Coq au Vin originated as a "poor man's dish" as a stew in which people could add whatever they had. Today, it's served in a range of restaurants, such as executive chef Andrew Smith's Quail Coq au Vin with matsutake mushroom, mirepoix and bread pudding at Riverpark in New York City.
In New York City, Maison Kayser serves Coq au Vin comprising chicken cooked in red wine sauce with pearl onions, mushrooms and mashed potatoes.
In the Atlanta airport, Chicken + Beer restaurant serves Stout Braised Beef Cheeks infused with local Eventide Dry Irish Stout atop a bed of sweet potato mash.

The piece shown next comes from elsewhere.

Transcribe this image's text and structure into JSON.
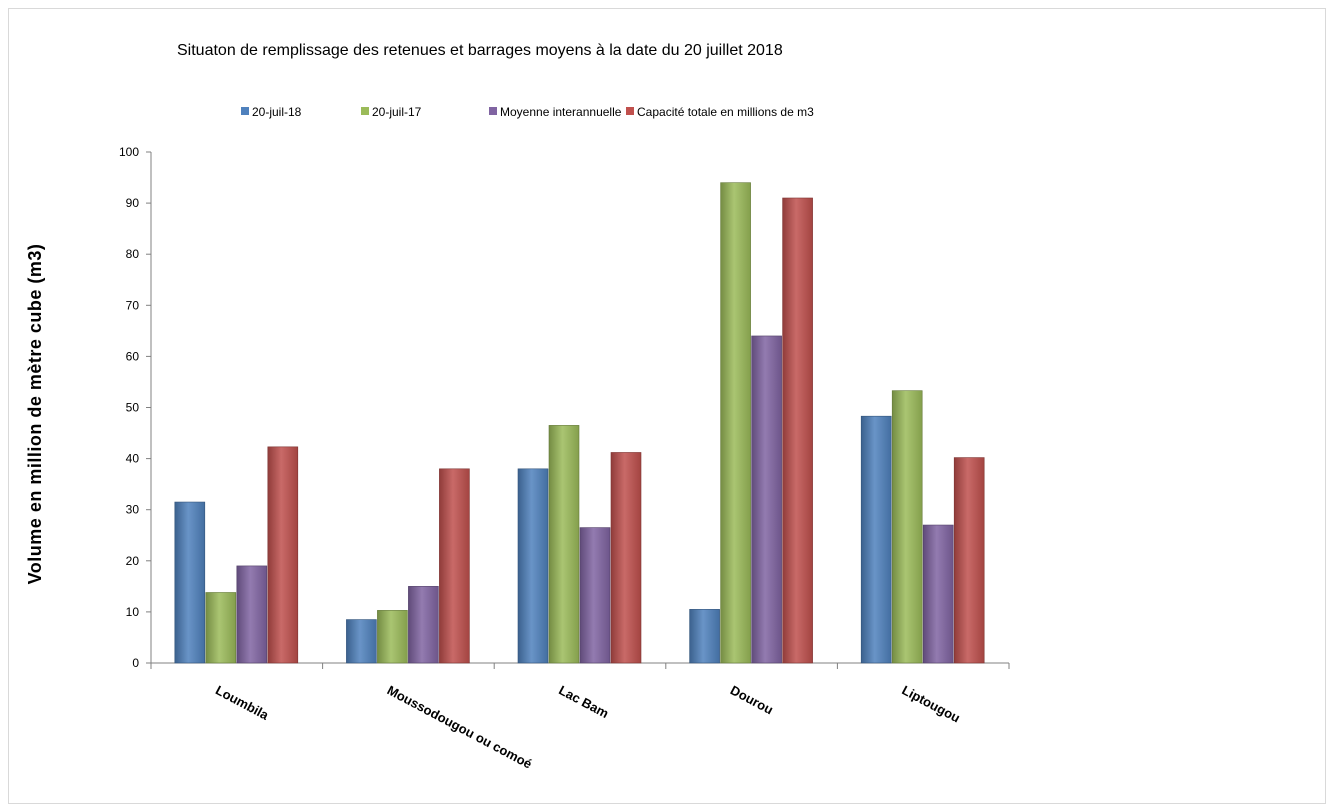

In New York City, Ipanema Restaurant serves Brazil's national dish, Feijoada, with dried meat, pork, sausage and bacon in a black bean stew.
In Nashville, historic restaurant Monnell's serves classic meatloaf.
In New York City, The Spotted Pig serves Crispy Pig’s Ear Salad with lemon caper dressing.
Martha Lou’s serves fried chicken, chitterlings, baked macaroni, lima beans, okra soup, cornbread and collard greens.
In Baltimore's historic Lexington Market, Amos Meats serves Southern soul food like fresh hog maws and chitterlings, "the other white meat."
Short and long cut pig feet are also available at Amos Meats.